From Kabul to CWS Paralegal: The Story of Samir.
It was a beautiful spring morning in Greensboro, North Carolina, as we sat in the office of Church World Service. Looking out of the window, the tulip magnolia trees were in bloom, decorating the skyscrapers of Greensboro and roads that stretch as far as our eyes could reach. Sitting with us that day was an Afghan national and a CWS paralegal. Khovaja Samir Seddiqi walked into the interview room wearing a black leather jacket and a big smile. The room is a few feet from his desk, where he sits everyday along with other CWS staff.
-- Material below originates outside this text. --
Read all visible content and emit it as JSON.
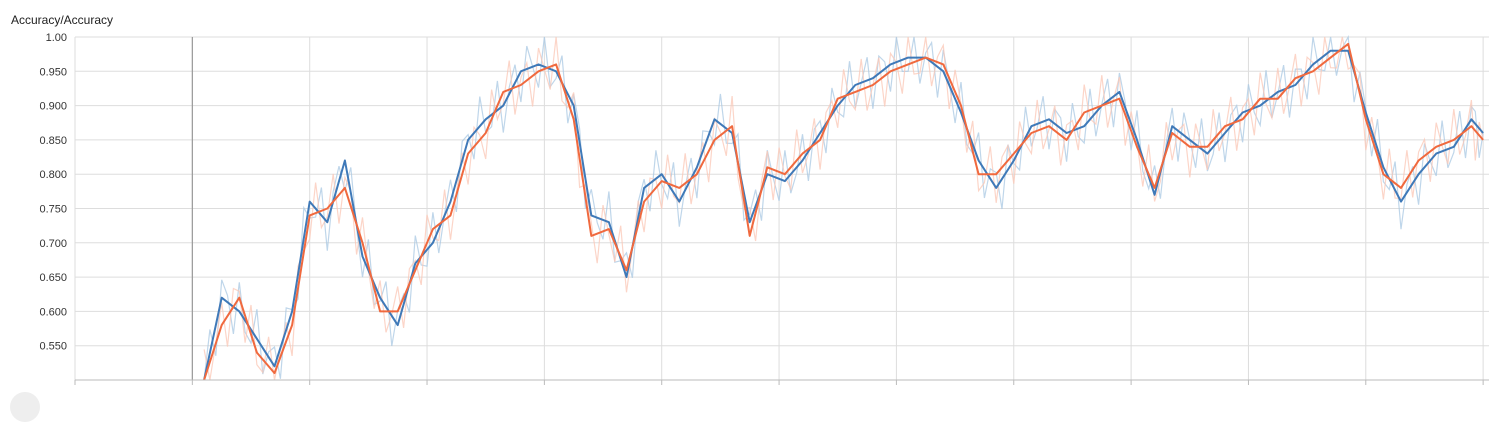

Samir is from Kabul, Afghanistan, and he has been in Greensboro since August of last year. He was not a CWS client when he first came, but due to the high demand of Afghans who can communicate in both languages, Samir has the gift of being fluent in all three: English, Dari and Pashto. CWS Greensboro hired Samir as a paralegal; his day-to-day activities include working with Afghan clients on adjusting their cases. “Us, Afghans, we are on a temporary status. We are here for two years, after that we have no idea. So, what happens? It is expensive to hire an attorney, but with us here at CWS it is free. But if they consult outside of CWS attorneys, they charge thousands of dollars, and refugees don’t have that money,” says Samir.
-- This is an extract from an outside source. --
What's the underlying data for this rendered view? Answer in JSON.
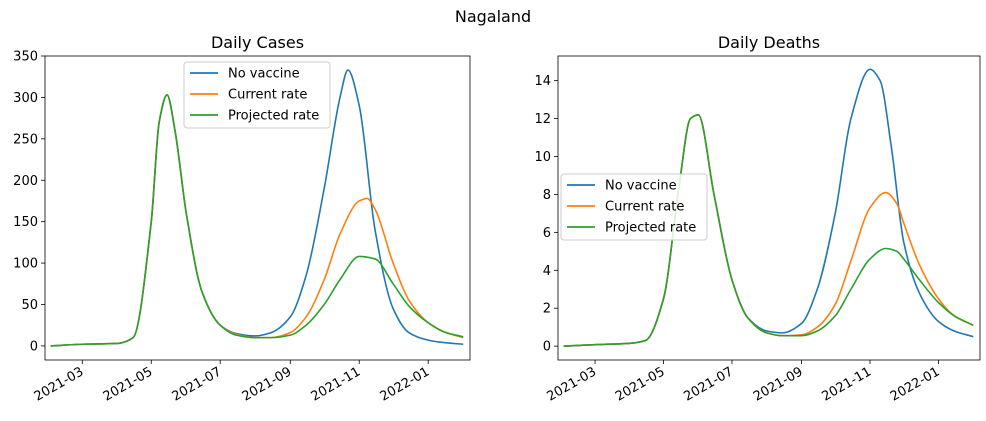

Samir feels both blessed and stressed at the same time. He moved to the United States with his two sisters, who are 18 and 16 years old. His older sister finished high school in Kabul, and she is now in an English class in Greensboro. The 16-year-old is in a Newcomers school learning English as well. Samir’s face lights up with joy as he talks about how fast his sisters are adjusting into their new lives. They are making friends faster than he could think of. Samir’s facial expression immediately changes as he talks about his other siblings and father who are in Kabul. “Now that I am talking, I don’t know what is happening to my family in Afghanistan.” His voice rises.
What most American don’t know about our new Afghan neighbors is how gifted they are. Besides speaking multiple languages, Samir also holds a bachelor’s degree in computer science and information technology. He worked with a U.S. military defense contractor, in their logistics division, for seven years. He had also served in the Afghan government as an office manager in the media and I.T. departments. He co-founded a nonprofit that was an advocate for human rights. All that fell apart in one day when Kabul fell. But that was not the end of his work. Samir, now a proud member of the Church World Service team in Greensboro, is a great team player when it comes to helping the Afghans adjust into their new lives.
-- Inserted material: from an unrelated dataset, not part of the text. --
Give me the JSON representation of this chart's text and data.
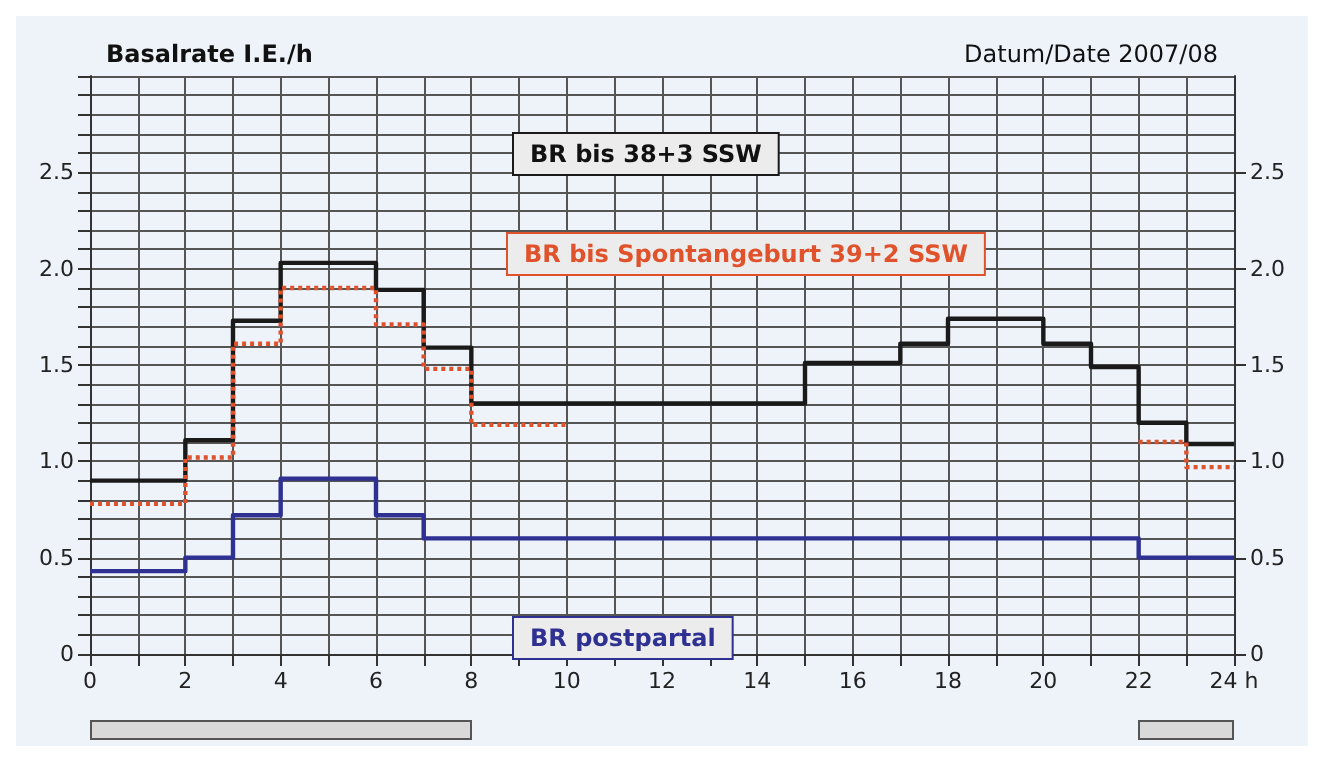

“Afghans don’t understand the system in this country…It is very different from what we had in our country. This is the reason I started working with CWS in the Greensboro office, we have more than 100 Afghans resettled here–on humanitarian parole,” he says.
“I remember my first day here at CWS and seeing all the services here. There is a team. And team matters here! The one goal is to serve the people here—those who need help. From case management, to employment, to adjustment of status and legal needs.”